Armênios são deportados por turco-otomanos em abril de 1915, durante a Primeira Grande Guerra
Arquivo
Armênios são deportados por turco-otomanos em abril de 1915, durante a Primeira Grande Guerra

Momento negro
O dia 24 de abril é a data em que armênios relembram seu momento mais negro na história. Há 100 anos, eles foram deportados ou mortos por um Império Turco-Otomano em decadência.

A Armênia diz que 1,5 milhão de pessoas foram assassinadas e considera este ato um "genocídio", em consonância com muitos acadêmicos e cerca de 20 países (Brasil não incluído).

A denominação, no entanto, ainda é um tabu na Turquia, onde o governo rejeita o termo, alegando que o número de mortes é muito menor ─ e que muitas teriam sido causadas por fome ou doença ou por conflitos durante a 1ª Guerra Mundial.

O governo também afirma que as diversas mortes de turcos são ignoradas pela comunidade internacional.

Cidadãos de segunda classe
Armênios sempre foram tratados como cidadãos de segunda classe no Império Turco-Otomano e revoltas esporádicas eram suprimidas violentamente.

Com o desenrolar da 1ª Guerra Mundial, líderes otomanos culparam a frágil união nacional pelas derrotas nos Balcãs e em outros locais, enxergando na minoria armênia uma ameaça.

De uma população pré-Primeira Guerra de 2 milhões de pessoas, restam apenas 500 mil armênios na Turquia hoje em dia. Por décadas, turcos cresceram sem ter conhecimento do que ocorreu em 1915. Livros escolares omitiam o fato.
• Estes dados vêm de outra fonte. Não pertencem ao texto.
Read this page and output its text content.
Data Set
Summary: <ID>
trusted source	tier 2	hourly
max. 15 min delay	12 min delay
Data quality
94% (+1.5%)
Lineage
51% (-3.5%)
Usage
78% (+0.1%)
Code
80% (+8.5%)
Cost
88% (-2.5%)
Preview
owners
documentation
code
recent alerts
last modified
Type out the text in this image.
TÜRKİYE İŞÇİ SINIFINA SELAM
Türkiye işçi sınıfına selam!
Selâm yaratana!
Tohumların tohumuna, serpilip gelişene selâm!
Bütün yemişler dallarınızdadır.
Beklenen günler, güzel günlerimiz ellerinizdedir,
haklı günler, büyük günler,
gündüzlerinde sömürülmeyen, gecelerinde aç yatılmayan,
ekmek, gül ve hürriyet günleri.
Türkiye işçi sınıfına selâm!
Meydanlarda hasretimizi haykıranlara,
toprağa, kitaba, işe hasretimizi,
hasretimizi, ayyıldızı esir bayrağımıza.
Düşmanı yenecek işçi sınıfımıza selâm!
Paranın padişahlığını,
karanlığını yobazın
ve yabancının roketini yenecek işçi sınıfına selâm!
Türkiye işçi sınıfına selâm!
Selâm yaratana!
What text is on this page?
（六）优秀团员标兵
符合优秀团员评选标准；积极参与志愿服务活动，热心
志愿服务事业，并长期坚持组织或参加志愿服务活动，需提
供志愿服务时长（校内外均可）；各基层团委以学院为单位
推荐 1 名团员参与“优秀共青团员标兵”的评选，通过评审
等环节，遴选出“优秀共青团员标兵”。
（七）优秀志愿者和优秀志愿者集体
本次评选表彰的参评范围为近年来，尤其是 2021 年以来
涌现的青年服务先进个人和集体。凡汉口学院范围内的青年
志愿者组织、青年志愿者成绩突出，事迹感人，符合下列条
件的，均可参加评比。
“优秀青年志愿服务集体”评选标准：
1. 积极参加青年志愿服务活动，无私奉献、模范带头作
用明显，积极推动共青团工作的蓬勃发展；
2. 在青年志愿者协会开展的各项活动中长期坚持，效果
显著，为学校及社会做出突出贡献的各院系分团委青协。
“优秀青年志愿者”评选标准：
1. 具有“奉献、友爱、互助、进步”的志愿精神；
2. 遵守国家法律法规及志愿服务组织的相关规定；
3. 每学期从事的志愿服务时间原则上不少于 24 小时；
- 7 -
Líderes políticos silenciavam diante do tema.

Quando o assunto finalmente foi abordado no país, a versão oficial turca o chamou de "os acontecimentos armênios".

Perdão
Mas, na última década, aulas de história em algumas universidades começaram a tratar do período e um pequeno grupo liberal começou a falar dele publicamente.

A primeira iniciativa nesse sentido partiu de 300 intelectuais turcos, que assinaram um documento pedindo perdão à Armênia. Entre eles, estava Ahmet Insel, professor da Universidade Galatasaray.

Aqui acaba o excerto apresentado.